"Nur das Beste!" gibt Rätsel auf

Was hat ein Dresdener mit Glauchau am Hut? Darauf gibt das Museum im Schloss Hinterglauchau gleich mehrere Antworten.

Glauchau.

Die meisten Glauchauer sind sie schon entlang gefahren: die Paul-Geipel-Straße. Doch wer war dieser Namensgeber? Hat er in der westsächsischen Stadt gelebt und gewirkt? Diese und viele andere Fragen werden derzeit im Museum und in der Kunstsammlung des Schlosses Hinterglauchau beantwortet, wo noch bis zum 15. September die Sonderausstellung "Nur das Beste!" zu sehen ist. Zugegeben. Ein Titel, der Besuchern, die nichts mit dem namhaften Dresdener Pathologen und Kunstsammler etwas anfangen können, eher Rätsel aufgibt.
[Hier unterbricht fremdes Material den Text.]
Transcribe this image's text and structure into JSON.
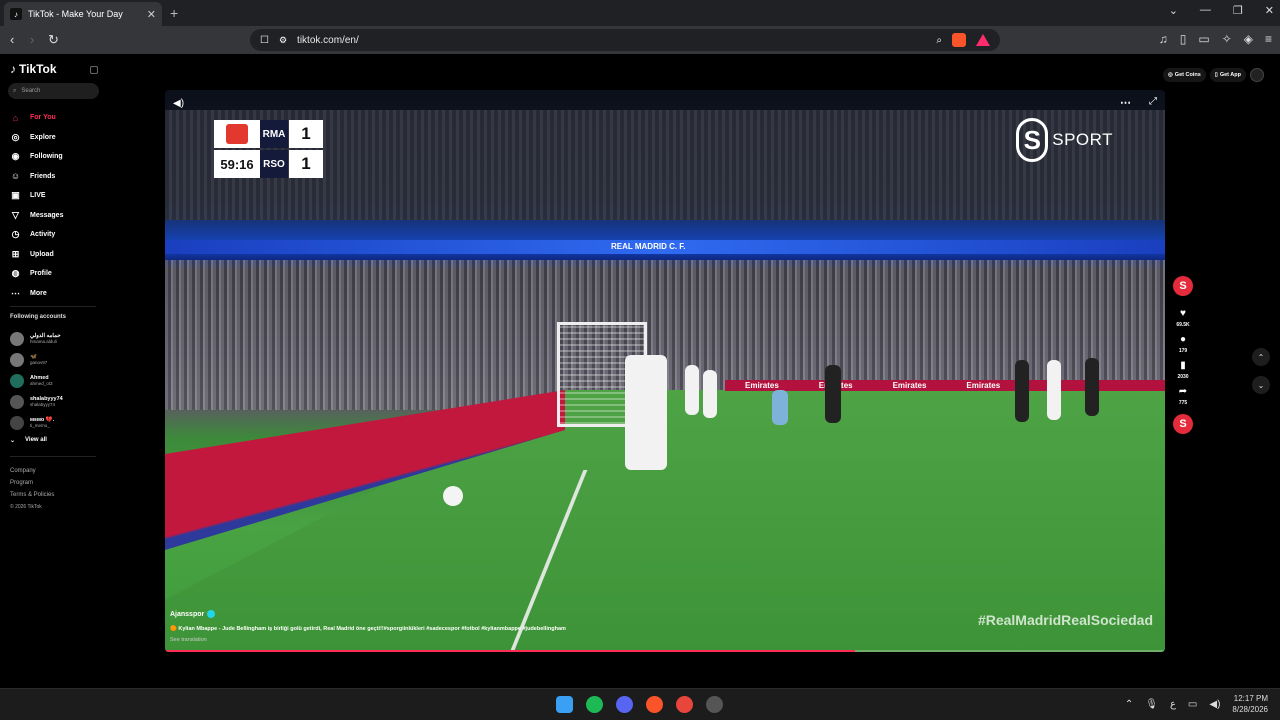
{
  "browser": {
    "tab_title": "TikTok - Make Your Day",
    "tab_close": "✕",
    "new_tab": "+",
    "url": "tiktok.com/en/",
    "window_controls": [
      "⌄",
      "—",
      "❐",
      "✕"
    ],
    "nav": {
      "back": "‹",
      "forward": "›",
      "reload": "↻"
    }
  },
  "sidebar": {
    "logo": "TikTok",
    "search_placeholder": "Search",
    "menu": [
      {
        "label": "For You",
        "icon": "home-icon",
        "glyph": "⌂"
      },
      {
        "label": "Explore",
        "icon": "compass-icon",
        "glyph": "◎"
      },
      {
        "label": "Following",
        "icon": "following-icon",
        "glyph": "◉"
      },
      {
        "label": "Friends",
        "icon": "friends-icon",
        "glyph": "☺"
      },
      {
        "label": "LIVE",
        "icon": "live-icon",
        "glyph": "▣"
      },
      {
        "label": "Messages",
        "icon": "messages-icon",
        "glyph": "▽"
      },
      {
        "label": "Activity",
        "icon": "activity-icon",
        "glyph": "◷"
      },
      {
        "label": "Upload",
        "icon": "upload-icon",
        "glyph": "⊞"
      },
      {
        "label": "Profile",
        "icon": "profile-icon",
        "glyph": "◍"
      },
      {
        "label": "More",
        "icon": "more-icon",
        "glyph": "⋯"
      }
    ],
    "following_title": "Following accounts",
    "following": [
      {
        "name": "حمامه الدولي",
        "handle": "hmama.alduli"
      },
      {
        "name": "🦋",
        "handle": "ganov97"
      },
      {
        "name": "Ahmed",
        "handle": "ahmed_ot3"
      },
      {
        "name": "shalabyyy74",
        "handle": "shalabyyy74"
      },
      {
        "name": "ᴍᴇᴍᴏ 💔.",
        "handle": "ti_memo_"
      }
    ],
    "view_all": "View all",
    "footer": [
      "Company",
      "Program",
      "Terms & Policies"
    ],
    "copyright": "© 2026 TikTok"
  },
  "topright": {
    "coins": "Get Coins",
    "app": "Get App"
  },
  "video": {
    "scoreboard": {
      "clock": "59:16",
      "home": "RMA",
      "away": "RSO",
      "home_goals": "1",
      "away_goals": "1"
    },
    "broadcaster": "SPORT",
    "band_text": "REAL MADRID C. F.",
    "ads_text": [
      "Emirates",
      "Emirates",
      "Emirates",
      "Emirates"
    ],
    "hashtag_overlay": "#RealMadridRealSociedad",
    "author": "Ajansspor",
    "caption": "🟠 Kylian Mbappe - Jude Bellingham iş birliği golü getirdi, Real Madrid öne geçti!!#sporgiinlükleri #sadecespor #fotbol #kylianmbappe #judebellingham",
    "see_translation": "See translation",
    "progress": 0.69
  },
  "actions": {
    "likes": "69.5K",
    "comments": "179",
    "saves": "2030",
    "shares": "775"
  },
  "taskbar": {
    "time": "12:17 PM",
    "date": "8/28/2026",
    "apps": [
      {
        "name": "windows-start-icon",
        "color": "#3aa0f3"
      },
      {
        "name": "spotify-icon",
        "color": "#1db954"
      },
      {
        "name": "discord-icon",
        "color": "#5865f2"
      },
      {
        "name": "brave-icon",
        "color": "#fb542b"
      },
      {
        "name": "chrome-icon",
        "color": "#e8453c"
      },
      {
        "name": "steam-icon",
        "color": "#555555"
      }
    ]
  }
}
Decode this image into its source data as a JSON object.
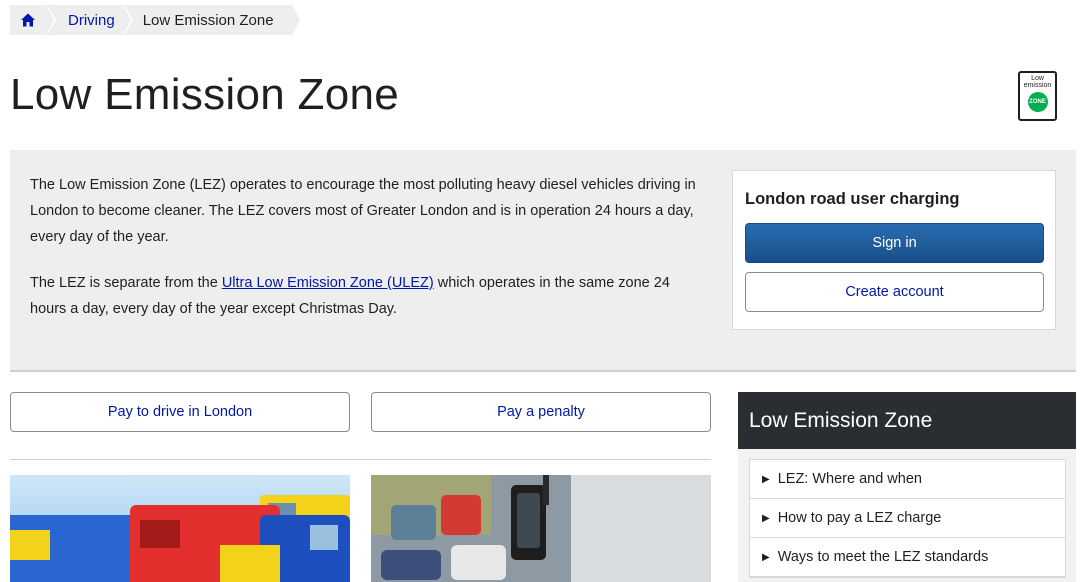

"Ich habe immer nur das Beste gesucht", soll Paul Geipel in den letzten Jahren seines langen Berufs- und Sammlerlebens gesagt haben. Dass der Mediziner zwischen 1943 und 1957 ausgerechnet dem Glauchauer Museum umfangreiche Schenkungen machte, hat einen einfachen Grund: "Nachdem 1940 ein kommunales Museum im Schloss Hinterglauchau etabliert wird und fortan ständige Ausstellungen stattfinden, entschloss sich Geipel, auch in Erinnerung an seinen kunstliebenden Schwager und Oberbürgermeister Otto Schimmel, zahlreiche Sammlerstücke dem Museum zu übereignen", erklärt Robby Joachim Götze, der seit 33 Jahren im Museum beschäftigt ist. Der Museologe hat sich mit der Vita des Kunstsammlers Geipel beschäftigt, publizierte bereits zum Sammlungsbestand des Museums. Allein der Anteil Geipels sei gigantisch. Dann zählt der Experte auf: So seien über die "Dr.-Paul-Geipel-Stiftung" damals dem Museum 150 Gemälde, 6500 Grafiken, knapp 300 Plastiken und Kleinreliefs, 50 kunsthandwerkliche Objekte, eine fotografische Sammlung, eine aus zahlreichen Bänden bestehende Gelehrtenbibliothek und 2300 Mineralien und Fossilien vermacht worden. Reichlich 400 Bronzen und Bildschnitzwerke sowie 22 Gemälde gelangten Götze zufolge ans Museum der Bildenden Künste in Leipzig.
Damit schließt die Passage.